AI-Driven Task-Specific Hardware Optimization: Profiling Llama 3.2’s CPU Performance in Multi- Prompt Inference Workflows

This research presents an in-depth hardware compatibility evaluation of Meta's Llama 3.2 model on ten varied tasks—from long-context summarization and code generation to multi-turn dialogue and structured output generation—to discern performance trends and computational bottlenecks. Outputs show that hardware requirements differ widely by task type: long-context processing (1,915 input tokens) maximizes memory bandwidth (34% utilization), whereas code generation (659 tokens) and creative storytelling (2,321 tokens) maximize Central Processing Unit (CPU) parallelism (355% utilization on 4 cores). Multi-turn dialog shows growing latency (45 → 58 seconds) and token output increase (115→846 tokens) due to the compounding overhead of context retention, highlighting inefficiency in recurrent attention mechanisms. Repetitive work (1,000 "A"s) shows excellent token throughput (373 tokens/47 seconds), in contrast with mathematical calculations (square root of 123,456,789 × π), which overwhelm CPUs out of proportion (382% utilization) with trivial outputs, indicating Large Language Models (LLM) weakness in numeric accuracy. Ordered outputs (JSON) and translation work further reveal formatting-centric CPU overhead (355–382%), with tax policy questions (1,110 input tokens) uncovering context-parsing latency (53 seconds to process 148 tokens), highlighting semantic extraction inefficiencies from high-density texts.
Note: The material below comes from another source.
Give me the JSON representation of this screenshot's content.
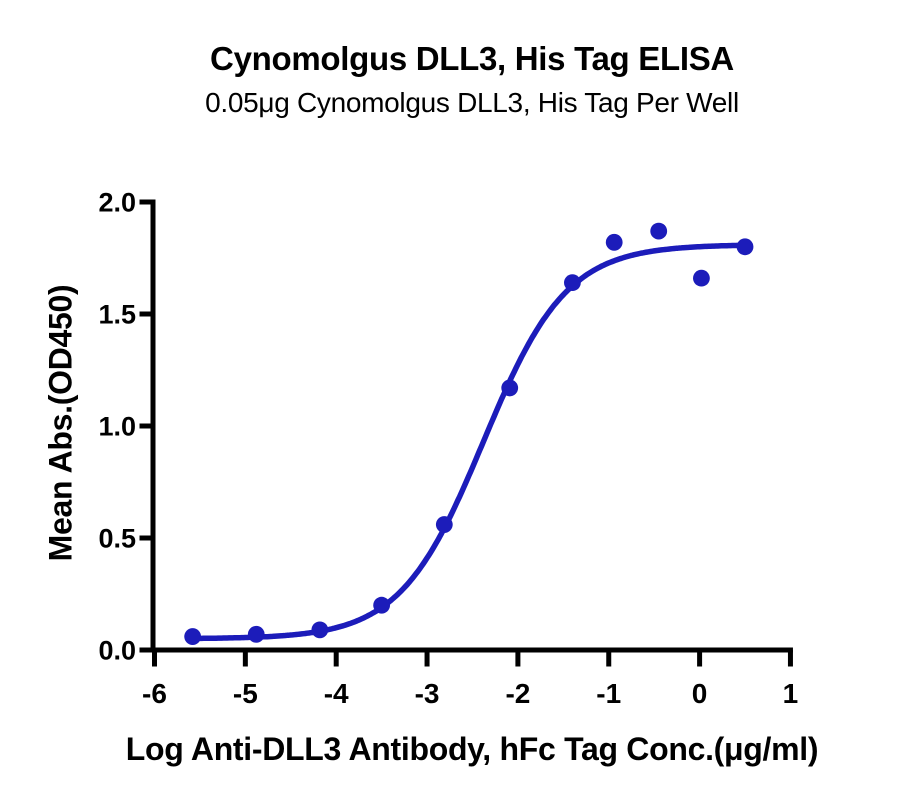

These results develop LLM work in three fronts: (1) Hardware Optimization, promoting task-specific settings (code/math with multi-core CPUs, plenty of RAM for context-intensive processes); (2) Model Architecture, calling for enhanced context handling and arithmetic blocks; and (3) Deployment Strategy, emphasizing resource allocation in keeping with use case operationalization (e.g., memory over legal/text analysis versus clock speed over creative applications). By correlating task types with hardware profiles, this research offers a framework for LLM scalability optimization, inference cost reduction, and informing future research into energy-efficient designs. The research highlights the need for interdisciplinary collaboration between Artificial Intelligence (AI) researchers and systems engineers to close the gap between algorithmic innovation and hardware capabilities, enabling sustainable large-scale LLM adoption.